A hillary supporter in CT
Posted by: Jolene Pope | May 18, 2008 11:19:55 AM
George, I have trouble watching you moderate because you always 'step on' the end of comments by your guests; this is very rude and impossible to listen to as a viewer. I view it as a hyper-aggressive posture you must think is attractive, but in fact is bad manners. Please wait until people finish their speaking before you start. It is just good manners. How would you like to be interrupted like this?

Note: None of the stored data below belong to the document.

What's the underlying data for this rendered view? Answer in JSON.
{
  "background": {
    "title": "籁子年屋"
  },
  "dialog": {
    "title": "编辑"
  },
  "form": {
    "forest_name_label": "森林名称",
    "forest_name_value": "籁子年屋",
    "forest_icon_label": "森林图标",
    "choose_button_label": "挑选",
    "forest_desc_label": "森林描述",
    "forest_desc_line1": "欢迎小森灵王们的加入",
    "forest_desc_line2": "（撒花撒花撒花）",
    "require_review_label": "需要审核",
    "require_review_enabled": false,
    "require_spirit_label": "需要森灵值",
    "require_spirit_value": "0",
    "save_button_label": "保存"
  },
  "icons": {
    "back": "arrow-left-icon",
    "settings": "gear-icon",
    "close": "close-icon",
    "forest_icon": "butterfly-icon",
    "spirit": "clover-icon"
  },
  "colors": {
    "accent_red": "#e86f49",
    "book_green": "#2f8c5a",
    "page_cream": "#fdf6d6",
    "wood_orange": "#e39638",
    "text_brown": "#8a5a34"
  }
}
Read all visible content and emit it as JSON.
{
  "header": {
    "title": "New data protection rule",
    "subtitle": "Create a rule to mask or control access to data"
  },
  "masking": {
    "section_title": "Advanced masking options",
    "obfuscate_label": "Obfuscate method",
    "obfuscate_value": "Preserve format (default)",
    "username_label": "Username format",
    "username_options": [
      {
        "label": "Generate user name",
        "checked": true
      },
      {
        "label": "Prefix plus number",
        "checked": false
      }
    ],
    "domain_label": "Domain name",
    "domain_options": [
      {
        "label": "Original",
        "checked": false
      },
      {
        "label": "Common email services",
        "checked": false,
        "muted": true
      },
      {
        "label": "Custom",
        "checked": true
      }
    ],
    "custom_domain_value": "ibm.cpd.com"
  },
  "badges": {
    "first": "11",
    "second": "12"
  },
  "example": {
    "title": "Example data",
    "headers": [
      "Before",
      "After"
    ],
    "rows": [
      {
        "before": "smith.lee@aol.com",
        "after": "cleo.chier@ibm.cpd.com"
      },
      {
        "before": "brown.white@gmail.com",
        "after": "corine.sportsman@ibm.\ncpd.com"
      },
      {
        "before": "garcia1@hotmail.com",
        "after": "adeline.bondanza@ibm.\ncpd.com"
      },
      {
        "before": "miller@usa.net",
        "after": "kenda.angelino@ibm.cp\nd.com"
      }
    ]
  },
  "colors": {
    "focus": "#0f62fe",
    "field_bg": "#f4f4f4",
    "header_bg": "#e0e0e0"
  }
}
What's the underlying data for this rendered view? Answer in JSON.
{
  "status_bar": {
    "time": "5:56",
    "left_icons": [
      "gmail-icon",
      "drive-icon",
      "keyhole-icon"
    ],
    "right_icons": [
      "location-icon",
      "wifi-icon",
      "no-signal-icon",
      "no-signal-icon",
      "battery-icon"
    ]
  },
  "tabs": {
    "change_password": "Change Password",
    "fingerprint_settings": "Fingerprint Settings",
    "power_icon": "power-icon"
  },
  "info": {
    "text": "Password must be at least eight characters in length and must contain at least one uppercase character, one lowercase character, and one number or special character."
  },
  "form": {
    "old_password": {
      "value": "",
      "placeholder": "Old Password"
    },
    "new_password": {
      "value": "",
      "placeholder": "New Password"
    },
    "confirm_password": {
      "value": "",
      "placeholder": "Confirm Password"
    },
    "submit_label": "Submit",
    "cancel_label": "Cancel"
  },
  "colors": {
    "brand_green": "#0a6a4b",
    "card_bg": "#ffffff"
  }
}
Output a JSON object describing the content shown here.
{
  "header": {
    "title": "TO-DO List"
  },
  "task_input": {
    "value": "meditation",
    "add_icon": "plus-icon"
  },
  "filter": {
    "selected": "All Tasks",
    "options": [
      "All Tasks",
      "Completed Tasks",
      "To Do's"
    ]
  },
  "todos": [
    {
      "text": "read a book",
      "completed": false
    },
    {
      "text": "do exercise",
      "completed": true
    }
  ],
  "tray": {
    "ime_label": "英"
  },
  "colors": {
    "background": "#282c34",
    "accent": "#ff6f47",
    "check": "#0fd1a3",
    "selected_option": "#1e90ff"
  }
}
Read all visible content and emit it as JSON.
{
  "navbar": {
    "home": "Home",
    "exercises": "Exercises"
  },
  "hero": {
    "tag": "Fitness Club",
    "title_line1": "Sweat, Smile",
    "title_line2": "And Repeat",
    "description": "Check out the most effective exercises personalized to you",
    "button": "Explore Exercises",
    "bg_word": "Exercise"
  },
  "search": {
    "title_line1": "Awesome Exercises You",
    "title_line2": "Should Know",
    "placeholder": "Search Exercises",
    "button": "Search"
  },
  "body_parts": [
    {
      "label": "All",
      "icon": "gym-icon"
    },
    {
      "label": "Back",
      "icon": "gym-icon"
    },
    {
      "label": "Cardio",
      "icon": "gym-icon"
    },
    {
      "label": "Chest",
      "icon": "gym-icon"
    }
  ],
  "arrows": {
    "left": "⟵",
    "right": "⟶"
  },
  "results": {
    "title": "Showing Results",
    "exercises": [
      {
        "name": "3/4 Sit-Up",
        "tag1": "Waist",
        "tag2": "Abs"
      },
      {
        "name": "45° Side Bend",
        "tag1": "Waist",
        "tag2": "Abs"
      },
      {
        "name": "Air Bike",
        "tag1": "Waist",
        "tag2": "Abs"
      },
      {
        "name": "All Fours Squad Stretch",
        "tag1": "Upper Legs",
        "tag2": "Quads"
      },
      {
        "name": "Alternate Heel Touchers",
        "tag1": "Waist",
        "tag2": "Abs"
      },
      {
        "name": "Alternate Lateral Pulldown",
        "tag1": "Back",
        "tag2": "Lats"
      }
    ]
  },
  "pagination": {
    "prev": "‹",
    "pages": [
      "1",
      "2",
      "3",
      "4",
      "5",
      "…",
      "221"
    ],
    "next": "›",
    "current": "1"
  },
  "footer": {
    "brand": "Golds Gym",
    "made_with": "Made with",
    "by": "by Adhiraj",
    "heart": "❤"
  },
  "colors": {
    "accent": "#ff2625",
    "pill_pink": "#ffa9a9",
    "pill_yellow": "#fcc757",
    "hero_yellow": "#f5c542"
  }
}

Posted by: Thomas Owens | May 20, 2008 9:16:07 AM
It’s pretty obvious that ABC is very much pro republican if not racist. When Mr. Obama ex reverend went running his mouth you couldn’t get him off the air waves. But when Mr. McCain’s reverend went running theirs you gave it a small blurrrrrrp if that much and nothing else was said. You should be totally ashamed of yourself. I know it’s not an equal playing field and you just proved it.
Eric
Posted by: Eric | May 25, 2008 11:18:29 AM
Consider remembering Dr. Ernst Stuhlinger on "This Week"-'In Memoriam'. Dr. Ernst Stuhlinger, was 94 (Dec. 19, 1913 - :May 25, 2008). Ernst Stuhlinger born in Niederrimbach, a small German village, attended university in Tuebingen, studying physics under Professor Hans Geiger. In 1939, he joined the German atomic energy program under Professor Heisenberg. He was drafted into the German Army; and was transferred to Wernher von Braun's rocket development center at Peenemuende, where he worked on the development of guidance and control systems. At the end of World War II, von Braun and 126 of his coworkers, including Stuhlinger, were invited by the U. S. Army to continue their rocket development work in the United States, first at Fort Bliss, TX, and from 1950 on in Huntsville. The team developed the Redstone, the Jupiter, and the Pershing missiles. On Jan. 31, 1958, the von Braun group, together with JPL launched Explorer I with a modified Redstone rocket. In 1961, a modified Redstone launched the first American astronaut, Alan B. Shepard, into space on a ballistic trajectory. In 1960, von Braun's team was transferred to NASA at the Marshall Space Flight Center in Huntsville. Stuhlinger's main areas of work included planning of satellite projects, instrumentation for scientific space investigations, and studies of electric space propulsion systems. In 1968, he was appointed associate director for science at the Marshall Space Flight Center. After retiring from NASA in 1976, he joined the UAH, teaching astrophysics and space sciences, and working on a project to develop electric automobiles. At the universities of Munich and Heidelberg, he worked out project plans for space probes to asteroids and comets with electric propulsion systems. Later, he joined Teledyne Brown Engineering in Huntsville participating in studies related to materials processing in space, instrumentation for space-borne experiments, rocket-propelled space planes, and manned missions to Mars.
Posted by: Dan Walther | May 29, 2008 11:14:26 PM
drilling for oil in this country will not drop prices. it will just create bigger profits for the oil companies. quit trying to scam us.